Flexbar serves logging and read tagging features for inspection of alignments, and to facilitate downstream data analysis. For example, unique molecular identifiers which allows to recognize artifacts that stem from library amplification by PCR are supported.
Print the optimal sequence alignment for each read and the barcode or adapter with maximal score if it is valid. Choose either to view all such valid alignmnets ALL
or only those being used for read modification by sequence removal MOD
. A third option TAB
can be selected for tabular output of alignment statistics. Usage example:
flexbar -r reads.fastq -a adapters.fasta --align-log ALL
Unique molecular identifiers (UMIs) are random sequence elements in reads that allow to recognize artifacts and errors, e.g. stemming from amplification by PCR during preparation of the sequencing library. Such UMIs can be captured with Flexbar by specifying the --umi-tags
option and the character N
at barcode or adapter positions for which the read is supposed to contain the random sequence. The characters at these positions are appended to the read name, separated by underscore.

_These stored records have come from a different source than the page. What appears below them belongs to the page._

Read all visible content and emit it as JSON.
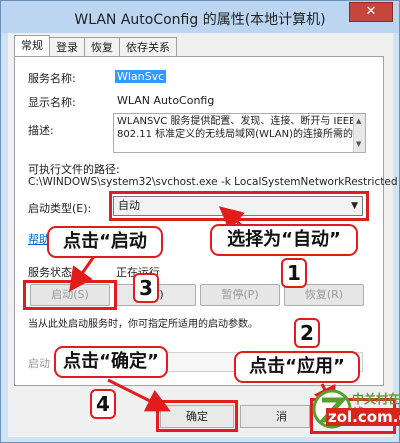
{
  "window": {
    "title": "WLAN AutoConfig 的属性(本地计算机)",
    "close_label": "✕"
  },
  "tabs": [
    {
      "label": "常规"
    },
    {
      "label": "登录"
    },
    {
      "label": "恢复"
    },
    {
      "label": "依存关系"
    }
  ],
  "general": {
    "service_name_label": "服务名称:",
    "service_name_value": "WlanSvc",
    "display_name_label": "显示名称:",
    "display_name_value": "WLAN AutoConfig",
    "description_label": "描述:",
    "description_value": "WLANSVC 服务提供配置、发现、连接、断开与 IEEE 802.11 标准定义的无线局域网(WLAN)的连接所需的",
    "exe_path_label": "可执行文件的路径:",
    "exe_path_value": "C:\\WINDOWS\\system32\\svchost.exe -k LocalSystemNetworkRestricted",
    "startup_type_label": "启动类型(E):",
    "startup_type_value": "自动",
    "help_link": "帮助",
    "service_status_label": "服务状态:",
    "service_status_value": "正在运行",
    "buttons": {
      "start": "启动(S)",
      "stop": "(T)",
      "pause": "暂停(P)",
      "resume": "恢复(R)"
    },
    "note": "当从此处启动服务时，你可指定所适用的启动参数。",
    "start_params_label": "启动"
  },
  "dialog_buttons": {
    "ok": "确定",
    "cancel": "消"
  },
  "annotations": {
    "select_auto": "选择为“自动”",
    "click_start": "点击“启动",
    "click_ok": "点击“确定”",
    "click_apply": "点击“应用”",
    "step1": "1",
    "step2": "2",
    "step3": "3",
    "step4": "4"
  },
  "watermark": {
    "cn_text": "中关村在线",
    "domain": "zol.com.cn"
  },
  "colors": {
    "annotation_red": "#e21b1b",
    "selection_blue": "#3399ff",
    "window_frame": "#bcd6f1",
    "close_button": "#c7463b"
  }
}
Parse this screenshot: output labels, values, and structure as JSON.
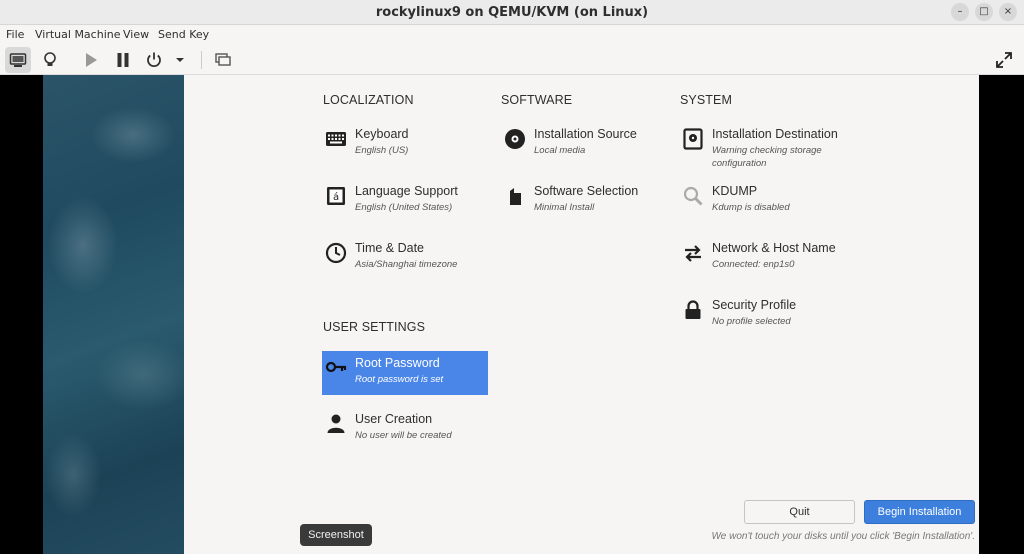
{
  "window": {
    "title": "rockylinux9 on QEMU/KVM (on Linux)",
    "min_icon": "minimize-icon",
    "max_icon": "maximize-icon",
    "close_icon": "close-icon",
    "min_glyph": "–",
    "max_glyph": "□",
    "close_glyph": "×"
  },
  "menubar": [
    "File",
    "Virtual Machine",
    "View",
    "Send Key"
  ],
  "toolbar": {
    "icons": [
      "console-icon",
      "details-lightbulb-icon",
      "run-play-icon",
      "pause-icon",
      "power-icon",
      "dropdown-arrow-icon",
      "snapshots-icon",
      "fullscreen-icon"
    ]
  },
  "hub": {
    "categories": {
      "localization": "LOCALIZATION",
      "software": "SOFTWARE",
      "system": "SYSTEM",
      "user_settings": "USER SETTINGS"
    },
    "spokes": {
      "keyboard": {
        "label": "Keyboard",
        "status": "English (US)",
        "icon": "keyboard-icon"
      },
      "language": {
        "label": "Language Support",
        "status": "English (United States)",
        "icon": "language-icon"
      },
      "time": {
        "label": "Time & Date",
        "status": "Asia/Shanghai timezone",
        "icon": "clock-icon"
      },
      "source": {
        "label": "Installation Source",
        "status": "Local media",
        "icon": "disc-icon"
      },
      "software_selection": {
        "label": "Software Selection",
        "status": "Minimal Install",
        "icon": "package-icon"
      },
      "destination": {
        "label": "Installation Destination",
        "status": "Warning checking storage configuration",
        "icon": "harddisk-icon"
      },
      "kdump": {
        "label": "KDUMP",
        "status": "Kdump is disabled",
        "icon": "magnifier-icon"
      },
      "network": {
        "label": "Network & Host Name",
        "status": "Connected: enp1s0",
        "icon": "network-arrows-icon"
      },
      "security": {
        "label": "Security Profile",
        "status": "No profile selected",
        "icon": "lock-icon"
      },
      "root": {
        "label": "Root Password",
        "status": "Root password is set",
        "icon": "key-icon"
      },
      "user": {
        "label": "User Creation",
        "status": "No user will be created",
        "icon": "user-icon"
      }
    },
    "buttons": {
      "quit": "Quit",
      "begin": "Begin Installation"
    },
    "note": "We won't touch your disks until you click 'Begin Installation'."
  },
  "tooltip": "Screenshot",
  "colors": {
    "accent": "#3d7fdc",
    "selected": "#4a86e8"
  }
}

Given the barcode pattern TGAGATNNNN
in the barcodes fasta file to describe a composite barcode and the following read in a fasta file:
>read
TGAGATCGTTCAGTACGGCAATCGTATGCCGTCTTC
A Flexbar command for extracting the UMI is for example:
flexbar -r reads.fasta -b barcodes.fasta --umi-tags
The result contains the read with the variable part of the barcode in the read name:
>read_CGTT
CAGTACGGCAATCGTATGCCGTCTTC
The --number-tags
option triggers replacement of read name tags by an ascending number to save space. The --removal-tags
option can be employed to tag reads for which adapter or barcode removal takes place.